The bill passed its first reading on 6 November and underwent an 11-day submission timeframe which concluded on 11 November. RNZ reported that Parliament's environment select committee used a loophole in parliamentary rules that shortened the public consultation timeframe for the proposed legislation from the standard six weeks to 11 days. By 8 December, the environment select committee had received 2,518 written submissions and 85 oral submissions on the Fast-track Approvals Amendment Bill, with 95% of submitters opposed to the amendments. Key concerns included the potential removal of environmental safeguards, the subordination of the Environmental Protection Authority to the Environment Minister, curbs on the role and powers of the panels and empowering the Infrastructure Minister to designate certain projects as nationally or regionally significant.
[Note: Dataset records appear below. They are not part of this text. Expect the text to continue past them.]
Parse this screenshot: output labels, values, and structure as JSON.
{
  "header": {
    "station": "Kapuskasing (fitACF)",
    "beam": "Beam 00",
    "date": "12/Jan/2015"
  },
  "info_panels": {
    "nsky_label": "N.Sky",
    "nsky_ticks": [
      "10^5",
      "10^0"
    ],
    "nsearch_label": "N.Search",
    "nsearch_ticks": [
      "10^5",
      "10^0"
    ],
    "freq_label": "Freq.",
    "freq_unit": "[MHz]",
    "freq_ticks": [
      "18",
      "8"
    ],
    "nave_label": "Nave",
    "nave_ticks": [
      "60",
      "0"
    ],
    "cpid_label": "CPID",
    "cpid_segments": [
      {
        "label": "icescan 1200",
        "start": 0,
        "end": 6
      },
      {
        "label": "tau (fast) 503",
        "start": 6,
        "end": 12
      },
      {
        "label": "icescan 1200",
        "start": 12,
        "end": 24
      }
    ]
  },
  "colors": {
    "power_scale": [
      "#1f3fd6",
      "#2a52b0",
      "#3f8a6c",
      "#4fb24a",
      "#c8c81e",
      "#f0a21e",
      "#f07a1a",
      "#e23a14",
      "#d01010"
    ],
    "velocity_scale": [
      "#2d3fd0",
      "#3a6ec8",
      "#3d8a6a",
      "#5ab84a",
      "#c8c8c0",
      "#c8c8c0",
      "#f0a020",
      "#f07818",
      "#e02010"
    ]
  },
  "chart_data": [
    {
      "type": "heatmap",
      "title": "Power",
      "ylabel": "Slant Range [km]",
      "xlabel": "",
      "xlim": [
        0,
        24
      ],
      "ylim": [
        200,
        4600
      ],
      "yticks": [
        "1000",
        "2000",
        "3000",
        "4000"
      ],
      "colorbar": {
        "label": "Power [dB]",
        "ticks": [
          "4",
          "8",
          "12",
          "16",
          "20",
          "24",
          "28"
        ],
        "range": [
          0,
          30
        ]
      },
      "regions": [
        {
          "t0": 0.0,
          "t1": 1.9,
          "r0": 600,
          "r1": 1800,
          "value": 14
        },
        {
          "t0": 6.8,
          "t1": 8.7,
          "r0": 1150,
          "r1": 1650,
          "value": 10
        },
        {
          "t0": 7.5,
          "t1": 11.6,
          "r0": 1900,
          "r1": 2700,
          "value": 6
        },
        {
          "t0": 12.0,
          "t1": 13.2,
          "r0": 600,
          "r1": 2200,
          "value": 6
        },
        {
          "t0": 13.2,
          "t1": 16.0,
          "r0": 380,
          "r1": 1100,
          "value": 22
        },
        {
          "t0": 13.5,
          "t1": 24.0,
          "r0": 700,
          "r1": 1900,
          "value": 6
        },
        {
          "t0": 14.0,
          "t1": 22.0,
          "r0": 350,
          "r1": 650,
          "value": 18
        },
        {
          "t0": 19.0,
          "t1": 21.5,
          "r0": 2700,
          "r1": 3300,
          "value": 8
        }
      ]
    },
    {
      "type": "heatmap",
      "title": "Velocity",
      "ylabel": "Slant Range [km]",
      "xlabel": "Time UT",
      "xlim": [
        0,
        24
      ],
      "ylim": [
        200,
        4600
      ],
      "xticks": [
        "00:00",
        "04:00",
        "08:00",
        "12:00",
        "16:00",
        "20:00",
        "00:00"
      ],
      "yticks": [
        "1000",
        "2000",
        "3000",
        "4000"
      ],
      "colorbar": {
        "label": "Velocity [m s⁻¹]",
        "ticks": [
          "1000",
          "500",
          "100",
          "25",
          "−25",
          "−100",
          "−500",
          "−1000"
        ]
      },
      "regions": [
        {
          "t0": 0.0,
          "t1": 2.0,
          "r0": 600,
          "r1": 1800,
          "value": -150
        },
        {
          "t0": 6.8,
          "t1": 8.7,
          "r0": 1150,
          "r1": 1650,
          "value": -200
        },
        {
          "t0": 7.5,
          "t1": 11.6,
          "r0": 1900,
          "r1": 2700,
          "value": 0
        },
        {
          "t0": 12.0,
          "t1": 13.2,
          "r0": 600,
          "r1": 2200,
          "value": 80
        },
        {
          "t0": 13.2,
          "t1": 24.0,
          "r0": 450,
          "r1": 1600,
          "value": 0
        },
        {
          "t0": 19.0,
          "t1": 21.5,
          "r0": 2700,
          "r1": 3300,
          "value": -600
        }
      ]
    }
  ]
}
On 11 December, Parliament passed the Fast-track Approvals Amendment Act 2025 under urgency. It was supported by the government coalition parties but opposed by all opposition parties. Following consultation, the final version of the law removed a clause that limited expert panels' ability to seek feedback from other relevant parties, clarified the statutory independence of the EPA, excluded a clause allowing fast-track applicants to complain about expert panels, scrapped a 15-day time limit on the establishment of independent panels, and extended the decision-making timeframe for expert panels from 60 to 90 days.